The idea is to collect words and images that speak to you and then put them together in a layout that makes sense to you, or tells a story, or maybe is just visually pleasing in some way.





















I collect my images from art magazines, mainstream magazines, old books, research journals, maps, wallpaper, calendars, and anything else that catches my eye. (I know there's a typo on this page but Howard Finster taught me not to worry about that.)





















At one point during the 5+ years of working in this journal, I started to feel as though the work wasn't really original since the images were created by others. But then I realized that nobody else in the world but me would arrange these exact images in this exact way. Even if someone else had access to the same images, they would most likely use them to tell a different story in a completely different way.






















Around year 3 or 4 of working in this journal, I really wanted it to be done. I wanted every page to be filled so that I could put it on the shelf and start a new journal.






















But then something happened and I totally fell in love with the process of filling this book little by little and bit by bit. The journey really has become the destination and now I never want the journey to end.

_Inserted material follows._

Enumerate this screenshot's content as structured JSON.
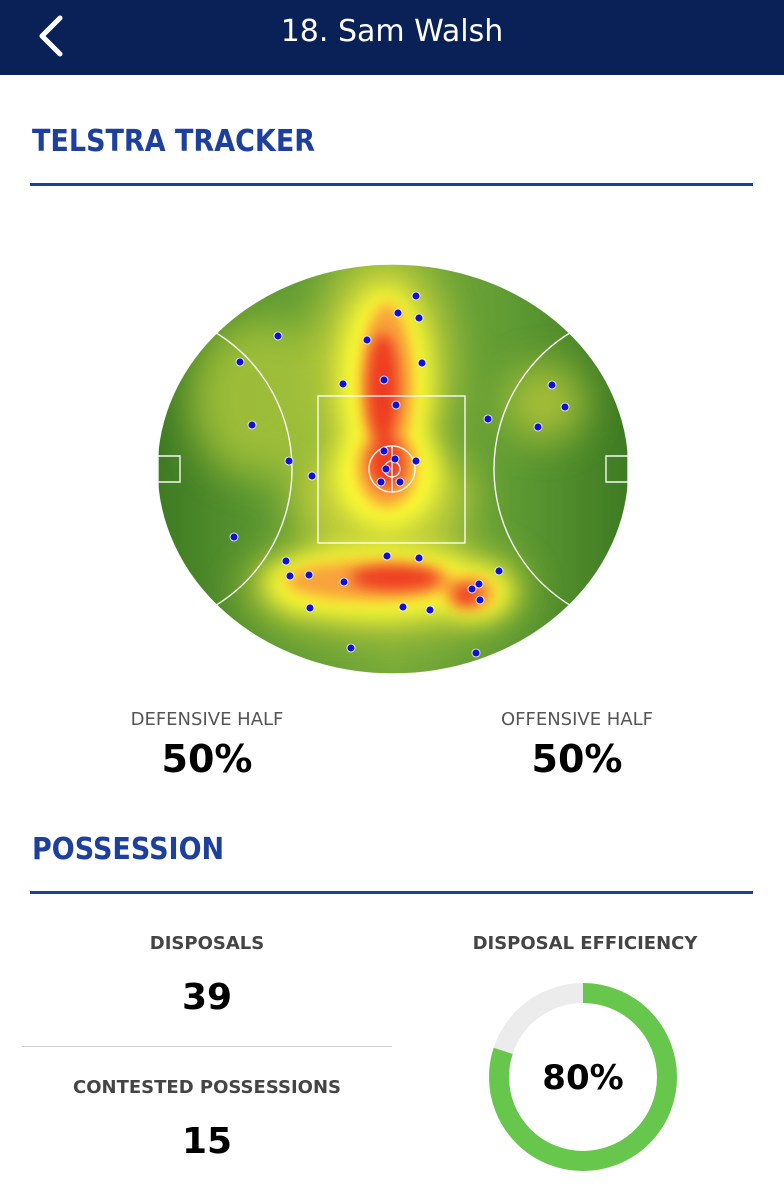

I keep building on what's already there, and filling the few remaining blank pages. This is a journal that calls to me. And when it does, I usually drop everything else and focus on the book for a few days, or a week, or however long it takes to satisfy the need to cut, paste, arrange, and admire the view to this point. Then I'll put it away and work on other projects until the call comes again. Do you have a journal like this? One that you only work in when you hear the call or feel the pull? One that is more of a journey than a destination? One that you will be happy to never say is finished?